Replying to queries from reporters in Firozabad, where he came to attend a private programme, Kumar said that after voters, political parties are the next important stakeholders for the EC.
He was asked about the recent criticism from opposition parties, including their allegations that their concerns related to poll-bound Bihar are being overlooked by the EC.
“The Election Commission keeps having a regular dialogue with various political parties. In the last four months, all-party meetings were organised in every assembly constituency, in every district and also with every state chief electoral officer.
“In all, 5000 such meetings were held in which 28,000 people, including leaders of political parties, participated.” The CEC said that not only this, the Election Commission itself has been meeting all national and state parties.
“Five national parties and four state parties have met. If there is any issue, then all-party delegations also come, and the EC meets them,” he said.

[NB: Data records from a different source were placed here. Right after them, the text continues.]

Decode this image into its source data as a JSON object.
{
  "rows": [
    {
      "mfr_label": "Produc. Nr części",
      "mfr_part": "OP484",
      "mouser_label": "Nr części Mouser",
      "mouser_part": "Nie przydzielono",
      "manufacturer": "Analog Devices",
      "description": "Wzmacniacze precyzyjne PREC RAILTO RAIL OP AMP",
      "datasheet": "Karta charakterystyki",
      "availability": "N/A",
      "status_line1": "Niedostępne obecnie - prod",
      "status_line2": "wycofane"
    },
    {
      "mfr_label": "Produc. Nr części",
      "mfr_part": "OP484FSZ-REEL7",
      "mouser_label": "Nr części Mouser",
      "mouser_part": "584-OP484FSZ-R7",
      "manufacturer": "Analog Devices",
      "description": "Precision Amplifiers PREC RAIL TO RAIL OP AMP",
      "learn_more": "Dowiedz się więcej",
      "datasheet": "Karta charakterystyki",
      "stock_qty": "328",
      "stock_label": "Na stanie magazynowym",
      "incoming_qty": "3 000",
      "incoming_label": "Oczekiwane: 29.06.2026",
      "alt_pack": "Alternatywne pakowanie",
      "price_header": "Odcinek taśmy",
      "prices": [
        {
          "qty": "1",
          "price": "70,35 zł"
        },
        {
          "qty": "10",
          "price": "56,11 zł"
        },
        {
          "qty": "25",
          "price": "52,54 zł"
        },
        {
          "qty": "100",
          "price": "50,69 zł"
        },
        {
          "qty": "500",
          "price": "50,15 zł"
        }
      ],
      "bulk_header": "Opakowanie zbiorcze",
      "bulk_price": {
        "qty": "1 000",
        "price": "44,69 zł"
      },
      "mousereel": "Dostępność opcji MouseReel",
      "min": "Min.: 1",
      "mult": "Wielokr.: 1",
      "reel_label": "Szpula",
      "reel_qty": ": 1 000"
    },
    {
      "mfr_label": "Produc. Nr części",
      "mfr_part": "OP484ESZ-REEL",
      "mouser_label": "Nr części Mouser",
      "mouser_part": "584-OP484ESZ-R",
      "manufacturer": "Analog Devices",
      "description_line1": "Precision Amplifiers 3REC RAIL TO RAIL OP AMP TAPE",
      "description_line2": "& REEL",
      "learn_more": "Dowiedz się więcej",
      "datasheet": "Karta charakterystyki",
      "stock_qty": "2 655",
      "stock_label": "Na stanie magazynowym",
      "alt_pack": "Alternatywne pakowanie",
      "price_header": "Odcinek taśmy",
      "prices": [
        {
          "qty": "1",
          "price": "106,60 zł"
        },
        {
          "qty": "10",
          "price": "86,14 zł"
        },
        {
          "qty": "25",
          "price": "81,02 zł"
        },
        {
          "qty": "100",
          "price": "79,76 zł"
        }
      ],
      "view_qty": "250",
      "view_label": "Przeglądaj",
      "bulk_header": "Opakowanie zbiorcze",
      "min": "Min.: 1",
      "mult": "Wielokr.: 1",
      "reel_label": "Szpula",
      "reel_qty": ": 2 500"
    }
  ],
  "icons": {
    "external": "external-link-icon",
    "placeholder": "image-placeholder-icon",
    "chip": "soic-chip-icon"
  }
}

The Chief Election Commissioner also said that in the electoral process, the voters are the most important, but after them, “our political parties are the most important stakeholders.
Referring to the Special Intensive Revision (SIR) of the electoral rolls in Bihar, where assembly elections are due later this year, CEC Gyanesh Kumar said that whoever is in the voter list of 01.01.2003 in Bihar will be considered eligible from the primary point of view under Article 326 of the Constitution.
In other words, people whose names are in that list will not be required to submit any supporting documents, and when voter IDs are to be made for their children, they too will not be required to give documents for their parents.
The Election Commission has said it will soon upload the 2003 Bihar electoral roll on its website to facilitate the nearly 4.96 crore voters whose names figure on it to extract the relevant portion to be attached with the enumeration form for the special intensive revision of the voters’ list.
According to the instructions issued by the poll authority to its Bihar poll machinery, the 4.96 crore voters — 60 per cent of the total electors — who were listed in the 2003 special intensive revision need not submit any supporting document to establish their date or place or birth except the relevant portion of the electoral roll brought out after the revision.
The other three crore — nearly 40 per cent — will have to provide one of the 11 listed documents to establish their place or date of birth.
“The basic exercise is to identify each and every individual of the remaining three crore voters before their names are included in the list,” a functionary explained.
Special intensive revision will ensure that no eligible elector is left out of the electoral rolls and no ineligible one is part of it, Chief Election Commissioner Gyanesh Kumar had earlier told reporters here.
Bihar, as of now, has more than 7.89 crore voters spread across 243 assembly seats. Polls in the state are due later this year.